By Trevor Terfloth, Chatham Daily News
One is the definition of fantasy, while the other deals with sobering reality.
However, two seemingly opposing professions can complement each other, says Dr. Lalit Chawla.
The local family physician, who was a magician before graduating from medical school, is the subject of a feature-length U.S. documentary currently in production.
“It helps build the connection with the patients,” Chawla said. “I started using magic in a clinical setting — and it was just by chance. It just seemed like the natural thing to do.”
Shooting for “The Magic Doctor” took place at several locations in Chatham on Saturday, including the doctor’s home, as well as his neighbourhood.
Magic wasn’t a childhood dream for Chawla. He grew up playing sports and discovered he was skilled at science.
But he learned a few tricks and it turned into a hobby — one he became deeply passionate about.
“When I was 20-21, I think I got bored of studying,” he said. “I never really used my imagination very much when I was younger … I was very logical; very good at math.”
He said by doing something creative, magic “opened up a whole new spectrum of thought.”
Although most of his family loved the idea, Chawla said his father wasn’t happy when he learned over the phone his son wanted to be an illusionist instead of a doctor.
“He absolutely flipped,” he said. “He just was horrified … he didn’t even think that he heard right.”
Chawla said his father eventually came around and was even impressed after watching a show.
He later finished his studies and now gives magic workshops to his medical colleagues.
There are many favourite tricks up his sleeve, with Chawla saying he performs his best when he’s entertained himself.
“Tricks generally can be divided into big-stage versus small-stage,” he said. “The type of magic I really like is very visual magic.
“It absolutely fools me just as much as it does everybody else.”
There will be more filming in the area, as well as a fall trip to India, where Chawla will teach his abilities to other doctors.

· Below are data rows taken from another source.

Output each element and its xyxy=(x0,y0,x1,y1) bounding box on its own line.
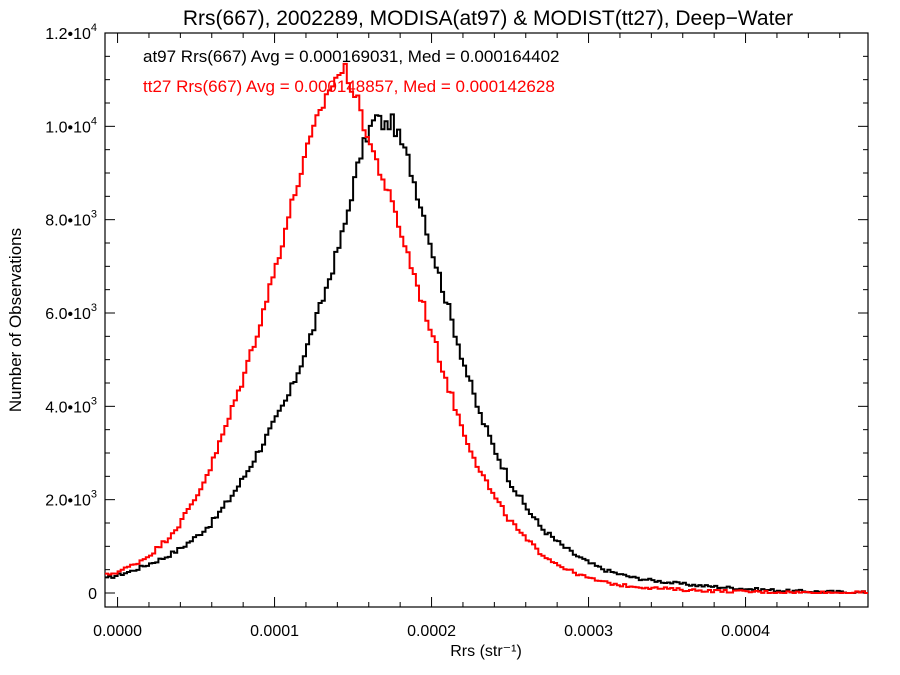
legend-entry-tt27: tt27 Rrs(667) Avg = 0.000148857, Med = 0… xyxy=(143,77,555,96)
legend-entry-at97: at97 Rrs(667) Avg = 0.000169031, Med = 0… xyxy=(143,47,560,66)
y-tick-mantissa: 1.0•10 xyxy=(45,119,91,136)
y-axis-label: Number of Observations xyxy=(6,228,25,412)
x-tick-label: 0.0002 xyxy=(407,623,456,640)
y-tick-label: 2.0•103 xyxy=(45,489,97,510)
legend: at97 Rrs(667) Avg = 0.000169031, Med = 0… xyxy=(143,47,560,96)
x-tick-label: 0.0004 xyxy=(721,623,770,640)
y-tick-exponent: 4 xyxy=(91,22,97,34)
y-tick-label: 6.0•103 xyxy=(45,302,97,323)
y-axis-ticks: 02.0•1034.0•1036.0•1038.0•1031.0•1041.2•… xyxy=(45,22,868,603)
x-axis-label: Rrs (str⁻¹) xyxy=(450,643,522,660)
series-tt27-histogram xyxy=(105,62,868,594)
y-tick-exponent: 3 xyxy=(91,395,97,407)
chart-title: Rrs(667), 2002289, MODISA(at97) & MODIST… xyxy=(183,7,793,30)
y-tick-label: 1.2•104 xyxy=(45,22,97,43)
y-tick-label: 1.0•104 xyxy=(45,115,97,136)
y-tick-mantissa: 0 xyxy=(88,586,97,603)
y-tick-mantissa: 1.2•10 xyxy=(45,26,91,43)
y-tick-mantissa: 4.0•10 xyxy=(45,399,91,416)
y-tick-mantissa: 2.0•10 xyxy=(45,493,91,510)
y-tick-exponent: 4 xyxy=(91,115,97,127)
y-tick-label: 0 xyxy=(88,586,97,603)
x-tick-label: 0.0003 xyxy=(564,623,613,640)
y-tick-exponent: 3 xyxy=(91,489,97,501)
y-tick-mantissa: 8.0•10 xyxy=(45,213,91,230)
y-tick-exponent: 3 xyxy=(91,209,97,221)
series-layer xyxy=(105,62,868,594)
x-tick-label: 0.0001 xyxy=(250,623,299,640)
y-tick-label: 8.0•103 xyxy=(45,209,97,230)
x-tick-label: 0.0000 xyxy=(93,623,142,640)
y-tick-mantissa: 6.0•10 xyxy=(45,306,91,323)
y-tick-exponent: 3 xyxy=(91,302,97,314)
series-at97-histogram xyxy=(105,113,868,594)
x-axis-ticks: 0.0000 0.0001 0.0002 0.0003 0.0004 xyxy=(93,33,841,640)
plot-frame xyxy=(104,32,869,608)
y-tick-label: 4.0•103 xyxy=(45,395,97,416)
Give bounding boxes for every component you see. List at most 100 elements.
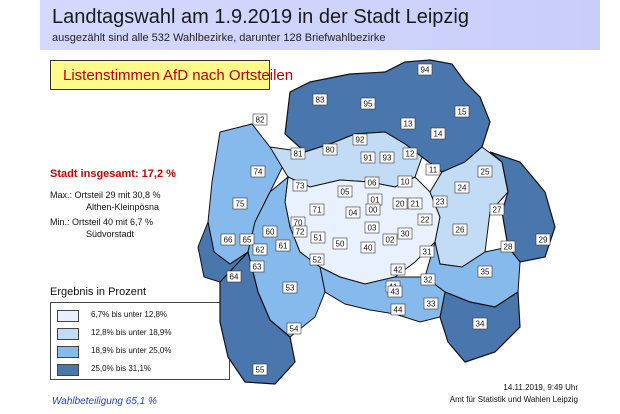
district-label: 82 xyxy=(252,113,268,126)
max-line-2: Althen-Kleinpösna xyxy=(86,202,160,212)
district-label-box xyxy=(382,233,398,246)
district-label-box xyxy=(352,133,368,146)
min-line-2: Südvorstadt xyxy=(86,229,135,239)
district-label-box xyxy=(290,147,306,160)
district-number: 32 xyxy=(424,276,433,285)
district-label: 51 xyxy=(310,231,326,244)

The goal is to release the feature-length documentary by the end of the year, said Los Angeles-based director Steven Bernstein.
He learned of Chawla through a mutual acquaintance and thought the physician’s life would make a compelling story.
“It’s such a strange juxtaposition,” Bernstein said. “One thinks of doctors as dignified and reliable professionals. And one thinks of magicians, by their nature, as a charlatan.
“When a doctor tells you something, you presume it’s true. When a magician shows you something, you presume it’s false.”
Bernstein said if a patient heard a doctor speak of a “magic potion,” it probably wouldn’t inspire confidence.
However, he’s fascinated how these skills can put people at ease and help them open up.
His most recent film was “Decoding Annie Parker,” a drama that focuses on breast cancer, starring Helen Hunt and Samantha Morton. It’s slated for release in April.
Chawla, who was raised in Edmonton and has lived in Chatham for four years, admitted he likes his anonymity.
Despite this, he believes the film will help the greater good, adding he isn’t sure exactly what to expect.
“It is kind of a conundrum,” he said. “On the one hand, I enjoy performing and like doing magic shows and stuff like that. But I like the serenity of people not really knowing who I am. I think this might change that a little bit.”